Tiba-tiba, Ethan melepas jasnya dan memakaikan di tubuh Vanya bagian depan yang basah. "Baju kamu basah," kata Ethan. Dia juga mengambil tisu dari konsol dan mengusap kening Vanya yang basah karena hujan. Sentuhan itu sungguh manis dan tak terduga.
Vanya melebarkan kedua matanya. Sejak kapan Ethan yang dingin bersikap sepeduli ini? Apa ini efek dari ikatan semalam?
"Saya bisa sendiri." Vanya segera mengambil tisu dan mengusap seluruh wajahnya. Setelah itu, dia mulai melajukan mobil Ethan dengan sangat mahir.
Ethan duduk dengan tegang di samping Vanya. Dia tidak bisa percaya begitu saja pada Vanya.
"Pak Ethan, santai saja. Saya bisa," kata Vanya, dia tertawa melihat ketegangan Ethan.
Akhirnya Ethan menganggukkan kepalanya, tubuhnya sedikit rileks setelah melihat Vanya fasih meliuk-liukkan mobil di tengah hujan deras.
"Apa Pak Ethan mengalami trauma masa lalu?" tanya Vanya, dia tetap fokus melihat jalanan.
"Iya," jawab Ethan. "Dulu aku mengalami kecelakaan saat hujan." Hanya itu yang dikatakan Ethan.
"Jangan terus menyalahkan diri sendiri. Apa yang terjadi di masa lalu itu semuanya sudah takdir, bukan salah Pak Ethan. Pak Ethan harus segera berdamai dengan keadaan."
Ethan semakin menatap Vanya, namun dia justru mengalihkan pembicaraan mereka karena dia masin enggan berbagi perasaannya dengan orang lain. "Aku penasaran, sejak kapan kamu bisa mengemudi?"
"Sejak cukup umur. Kenapa? Orang miskin tidak boleh bisa mengemudikan mobil?" Vanya kembali ke mode usilnya.
"Ya, bukan begitu. Aku hanya tidak menyangka saja."
Vanya hanya tersenyum miring. Dasar! "Saya langsung antar ke rumah saja. Rumah Pak Ethan di mana?" tanya Vanya.
Ethan tak langsung menjawabnya. Dia hanya menatap Vanya, memproses segala keahlian tersembunyi gadis di sampingnya.
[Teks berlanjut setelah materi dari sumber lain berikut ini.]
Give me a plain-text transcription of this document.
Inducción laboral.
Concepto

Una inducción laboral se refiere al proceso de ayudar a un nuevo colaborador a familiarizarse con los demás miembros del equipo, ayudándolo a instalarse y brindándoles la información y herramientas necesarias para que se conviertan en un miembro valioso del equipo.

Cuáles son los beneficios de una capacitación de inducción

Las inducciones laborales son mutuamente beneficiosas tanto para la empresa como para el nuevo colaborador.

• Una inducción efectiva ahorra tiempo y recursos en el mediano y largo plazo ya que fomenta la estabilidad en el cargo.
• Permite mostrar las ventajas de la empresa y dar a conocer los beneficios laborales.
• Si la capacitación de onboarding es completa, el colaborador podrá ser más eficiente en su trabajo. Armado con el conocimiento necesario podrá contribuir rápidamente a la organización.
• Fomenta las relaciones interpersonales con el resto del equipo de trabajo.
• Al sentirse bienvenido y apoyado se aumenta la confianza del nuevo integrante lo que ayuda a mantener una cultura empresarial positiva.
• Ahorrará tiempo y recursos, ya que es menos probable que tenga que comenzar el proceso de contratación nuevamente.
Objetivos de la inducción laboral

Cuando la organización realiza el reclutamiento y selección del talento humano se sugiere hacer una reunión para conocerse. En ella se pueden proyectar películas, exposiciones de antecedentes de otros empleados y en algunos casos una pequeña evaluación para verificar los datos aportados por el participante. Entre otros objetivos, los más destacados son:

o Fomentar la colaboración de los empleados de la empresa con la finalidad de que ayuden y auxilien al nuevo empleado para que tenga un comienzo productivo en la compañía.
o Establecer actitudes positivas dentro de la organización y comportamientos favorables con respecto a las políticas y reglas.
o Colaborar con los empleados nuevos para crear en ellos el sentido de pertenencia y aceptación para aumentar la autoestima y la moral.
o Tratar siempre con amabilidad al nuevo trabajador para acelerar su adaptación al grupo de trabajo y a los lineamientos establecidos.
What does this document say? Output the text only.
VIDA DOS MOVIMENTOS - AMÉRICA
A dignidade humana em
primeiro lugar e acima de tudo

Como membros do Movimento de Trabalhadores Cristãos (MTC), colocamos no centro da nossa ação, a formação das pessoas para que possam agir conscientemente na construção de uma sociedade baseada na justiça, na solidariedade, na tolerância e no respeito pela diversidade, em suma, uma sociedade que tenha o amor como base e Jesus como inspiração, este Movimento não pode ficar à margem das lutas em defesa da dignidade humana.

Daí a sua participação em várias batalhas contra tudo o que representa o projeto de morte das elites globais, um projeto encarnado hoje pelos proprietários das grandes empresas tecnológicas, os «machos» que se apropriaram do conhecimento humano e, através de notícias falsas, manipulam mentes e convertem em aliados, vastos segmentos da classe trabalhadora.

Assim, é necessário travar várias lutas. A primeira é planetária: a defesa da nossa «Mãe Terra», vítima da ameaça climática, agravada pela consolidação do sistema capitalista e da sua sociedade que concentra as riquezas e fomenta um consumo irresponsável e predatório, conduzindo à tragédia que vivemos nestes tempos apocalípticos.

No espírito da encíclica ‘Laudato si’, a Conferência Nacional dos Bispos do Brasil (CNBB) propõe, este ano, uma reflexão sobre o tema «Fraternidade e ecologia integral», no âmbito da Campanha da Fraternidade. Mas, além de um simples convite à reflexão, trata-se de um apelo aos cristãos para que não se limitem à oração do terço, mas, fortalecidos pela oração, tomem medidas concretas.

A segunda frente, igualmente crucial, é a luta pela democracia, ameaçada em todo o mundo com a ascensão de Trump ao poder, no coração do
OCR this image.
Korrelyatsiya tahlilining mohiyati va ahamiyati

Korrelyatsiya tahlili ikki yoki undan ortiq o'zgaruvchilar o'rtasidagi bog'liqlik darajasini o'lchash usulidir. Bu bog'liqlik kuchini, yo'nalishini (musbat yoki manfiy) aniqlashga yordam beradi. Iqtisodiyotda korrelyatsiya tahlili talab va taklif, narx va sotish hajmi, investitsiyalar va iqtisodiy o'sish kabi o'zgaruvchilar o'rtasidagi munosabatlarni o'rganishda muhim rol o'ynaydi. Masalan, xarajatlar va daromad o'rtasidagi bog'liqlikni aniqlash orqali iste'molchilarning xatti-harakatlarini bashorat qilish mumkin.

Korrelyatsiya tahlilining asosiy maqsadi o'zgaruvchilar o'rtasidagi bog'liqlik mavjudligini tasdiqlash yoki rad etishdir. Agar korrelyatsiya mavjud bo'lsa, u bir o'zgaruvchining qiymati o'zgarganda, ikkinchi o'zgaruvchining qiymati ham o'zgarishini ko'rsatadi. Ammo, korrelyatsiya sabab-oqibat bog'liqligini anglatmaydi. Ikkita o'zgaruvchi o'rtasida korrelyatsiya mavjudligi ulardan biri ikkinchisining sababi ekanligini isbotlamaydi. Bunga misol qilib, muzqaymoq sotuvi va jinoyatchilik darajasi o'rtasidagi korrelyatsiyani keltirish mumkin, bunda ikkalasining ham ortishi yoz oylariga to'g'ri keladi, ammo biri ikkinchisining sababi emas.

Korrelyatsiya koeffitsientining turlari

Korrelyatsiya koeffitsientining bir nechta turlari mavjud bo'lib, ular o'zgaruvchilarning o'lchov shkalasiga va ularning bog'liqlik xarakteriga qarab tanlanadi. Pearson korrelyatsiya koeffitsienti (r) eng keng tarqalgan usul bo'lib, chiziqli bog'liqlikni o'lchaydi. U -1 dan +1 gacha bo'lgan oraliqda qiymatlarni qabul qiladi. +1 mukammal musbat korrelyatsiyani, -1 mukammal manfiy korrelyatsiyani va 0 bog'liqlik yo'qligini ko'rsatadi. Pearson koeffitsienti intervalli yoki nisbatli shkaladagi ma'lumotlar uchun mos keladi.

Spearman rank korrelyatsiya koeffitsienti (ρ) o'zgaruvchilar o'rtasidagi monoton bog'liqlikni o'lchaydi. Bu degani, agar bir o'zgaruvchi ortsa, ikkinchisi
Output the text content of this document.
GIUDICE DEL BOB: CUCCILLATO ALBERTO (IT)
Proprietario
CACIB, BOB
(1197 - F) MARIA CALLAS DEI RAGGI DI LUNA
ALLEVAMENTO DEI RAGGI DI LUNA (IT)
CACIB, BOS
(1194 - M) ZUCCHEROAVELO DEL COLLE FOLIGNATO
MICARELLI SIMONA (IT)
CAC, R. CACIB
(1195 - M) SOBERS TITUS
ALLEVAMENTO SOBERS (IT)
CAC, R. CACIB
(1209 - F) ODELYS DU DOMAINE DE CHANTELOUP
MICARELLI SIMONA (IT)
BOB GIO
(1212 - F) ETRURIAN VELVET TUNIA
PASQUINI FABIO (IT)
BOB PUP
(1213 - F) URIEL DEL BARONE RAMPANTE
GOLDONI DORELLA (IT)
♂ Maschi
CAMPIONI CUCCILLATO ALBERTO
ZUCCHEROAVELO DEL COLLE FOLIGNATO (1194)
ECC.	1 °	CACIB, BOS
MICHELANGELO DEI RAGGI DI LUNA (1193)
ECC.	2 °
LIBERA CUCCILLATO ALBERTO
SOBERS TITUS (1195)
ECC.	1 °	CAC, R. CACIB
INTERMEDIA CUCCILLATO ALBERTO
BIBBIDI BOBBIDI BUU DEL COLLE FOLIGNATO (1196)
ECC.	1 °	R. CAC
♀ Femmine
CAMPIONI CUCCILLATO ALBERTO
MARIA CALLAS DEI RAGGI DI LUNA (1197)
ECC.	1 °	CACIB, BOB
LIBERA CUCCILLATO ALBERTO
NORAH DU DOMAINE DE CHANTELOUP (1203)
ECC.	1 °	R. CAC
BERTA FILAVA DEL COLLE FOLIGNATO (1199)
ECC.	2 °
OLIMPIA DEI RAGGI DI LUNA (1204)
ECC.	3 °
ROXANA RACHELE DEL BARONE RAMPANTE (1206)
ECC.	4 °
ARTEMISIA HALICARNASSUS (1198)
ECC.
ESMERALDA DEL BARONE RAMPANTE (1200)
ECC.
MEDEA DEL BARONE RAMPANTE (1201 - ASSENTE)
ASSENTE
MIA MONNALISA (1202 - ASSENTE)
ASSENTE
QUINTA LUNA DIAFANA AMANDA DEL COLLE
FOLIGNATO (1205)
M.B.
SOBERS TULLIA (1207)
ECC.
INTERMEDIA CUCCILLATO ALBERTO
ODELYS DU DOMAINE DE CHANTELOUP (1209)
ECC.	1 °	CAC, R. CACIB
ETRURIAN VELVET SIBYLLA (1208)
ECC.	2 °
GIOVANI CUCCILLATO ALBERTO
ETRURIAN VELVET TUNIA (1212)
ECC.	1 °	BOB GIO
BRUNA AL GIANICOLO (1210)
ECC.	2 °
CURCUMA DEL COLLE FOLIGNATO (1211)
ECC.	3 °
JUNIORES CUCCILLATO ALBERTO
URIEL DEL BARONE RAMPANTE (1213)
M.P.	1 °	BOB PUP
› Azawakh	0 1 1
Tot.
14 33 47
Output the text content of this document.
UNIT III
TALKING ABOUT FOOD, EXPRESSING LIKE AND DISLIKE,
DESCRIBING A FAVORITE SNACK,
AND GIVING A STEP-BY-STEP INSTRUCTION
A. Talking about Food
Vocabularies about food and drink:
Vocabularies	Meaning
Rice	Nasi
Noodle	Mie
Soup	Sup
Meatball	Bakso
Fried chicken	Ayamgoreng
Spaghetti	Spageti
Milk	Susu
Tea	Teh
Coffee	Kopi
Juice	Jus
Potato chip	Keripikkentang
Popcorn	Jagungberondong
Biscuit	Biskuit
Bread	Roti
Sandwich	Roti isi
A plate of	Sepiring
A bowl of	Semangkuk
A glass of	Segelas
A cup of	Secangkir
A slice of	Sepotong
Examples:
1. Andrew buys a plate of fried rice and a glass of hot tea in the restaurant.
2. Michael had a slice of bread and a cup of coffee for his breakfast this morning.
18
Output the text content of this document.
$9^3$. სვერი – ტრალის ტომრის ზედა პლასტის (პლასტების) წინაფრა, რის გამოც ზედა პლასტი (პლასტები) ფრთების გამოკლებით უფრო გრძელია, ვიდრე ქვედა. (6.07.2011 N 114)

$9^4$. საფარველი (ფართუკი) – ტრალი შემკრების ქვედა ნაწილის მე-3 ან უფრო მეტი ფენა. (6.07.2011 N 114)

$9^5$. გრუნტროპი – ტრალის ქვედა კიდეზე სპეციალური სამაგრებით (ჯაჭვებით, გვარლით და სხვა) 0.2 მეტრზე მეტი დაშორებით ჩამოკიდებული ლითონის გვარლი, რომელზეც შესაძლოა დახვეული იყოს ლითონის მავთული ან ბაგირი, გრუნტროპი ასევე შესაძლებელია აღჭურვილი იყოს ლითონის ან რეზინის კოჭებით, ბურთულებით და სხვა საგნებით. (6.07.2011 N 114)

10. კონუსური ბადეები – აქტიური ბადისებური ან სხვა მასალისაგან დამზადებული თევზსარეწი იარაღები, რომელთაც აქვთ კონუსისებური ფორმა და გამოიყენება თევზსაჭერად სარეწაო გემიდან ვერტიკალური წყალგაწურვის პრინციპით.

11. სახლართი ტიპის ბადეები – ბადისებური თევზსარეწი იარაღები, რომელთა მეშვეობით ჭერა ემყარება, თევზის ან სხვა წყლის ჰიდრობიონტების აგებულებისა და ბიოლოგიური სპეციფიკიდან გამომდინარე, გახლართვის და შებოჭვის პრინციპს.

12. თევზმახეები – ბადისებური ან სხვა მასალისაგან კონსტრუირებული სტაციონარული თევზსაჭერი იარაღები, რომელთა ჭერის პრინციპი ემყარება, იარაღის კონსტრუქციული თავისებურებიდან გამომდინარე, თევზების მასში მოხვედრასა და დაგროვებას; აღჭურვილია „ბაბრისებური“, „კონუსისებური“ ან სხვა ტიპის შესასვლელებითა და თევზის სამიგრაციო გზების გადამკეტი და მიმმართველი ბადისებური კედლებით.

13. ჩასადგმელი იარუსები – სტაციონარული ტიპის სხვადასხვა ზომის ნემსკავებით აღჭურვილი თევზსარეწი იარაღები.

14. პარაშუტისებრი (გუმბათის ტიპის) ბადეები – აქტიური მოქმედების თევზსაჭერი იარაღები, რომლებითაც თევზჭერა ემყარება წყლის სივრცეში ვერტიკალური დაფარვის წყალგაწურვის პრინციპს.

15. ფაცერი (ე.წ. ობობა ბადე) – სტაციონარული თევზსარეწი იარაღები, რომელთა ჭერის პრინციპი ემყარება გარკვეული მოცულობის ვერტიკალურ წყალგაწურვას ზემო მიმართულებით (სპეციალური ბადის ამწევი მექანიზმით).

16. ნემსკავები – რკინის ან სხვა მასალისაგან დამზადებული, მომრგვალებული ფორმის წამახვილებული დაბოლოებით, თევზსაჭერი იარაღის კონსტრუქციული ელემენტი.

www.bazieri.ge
"Lebih baik Pak Ethan pulang saja untuk tenangin diri. Jadi di mana rumah Pak Ethan?" tanya Vanya lagi. Ya, meskipun mereka telah dijodohkan namun Vanya belum tahu dimana rumah Ethan berada.
"Di kompleks perumahan Bintang, blok A," jawab Ethan.
Vanya hanya mengangguk dan melajukan mobil itu. Dia sudah hafal jalanan di kotanya dan tata letak perumahan.
Ethan terus menatap Vanya. Dia merasa, Vanya bukan wanita sembarangan. Vanya yang di depannya adalah seorang pengemudi ahli yang sudah sangat hafal jalanan kota.
Beberapa saat kemudian, Vanya menghentikan mobil itu di blok A. "Yang mana rumah Pak Ethan?" tanya Vanya lagi sambil menoleh ke kanan dan ke kiri melihat rumah mewah di daerah itu. "Yang di ujung itu?" tunjuk Vanya pada rumah yang paling mewah di kompleks perumahan itu.
Ethan tidak menjawabnya. Dia semakin penasaran. Dia harus memastikan sesuatu. Dia mendekat, tangannya terangkat, dan dengan perlahan, dia melepas kacamata tebal Vanya.
"Apa yang Pak Ethan lakukan?" Vanya tercekat, matanya yang indah kini terekspos tanpa penghalang, membuat Ethan terdiam sejenak.
Ethan terpaku. Wajah polos Vanya ternyata jauh lebih cantik dari yang dia duga. Tapi dia seperti mengenal wajah itu. "Apa sebelumnya kita pernah bertemu selain di kantor?"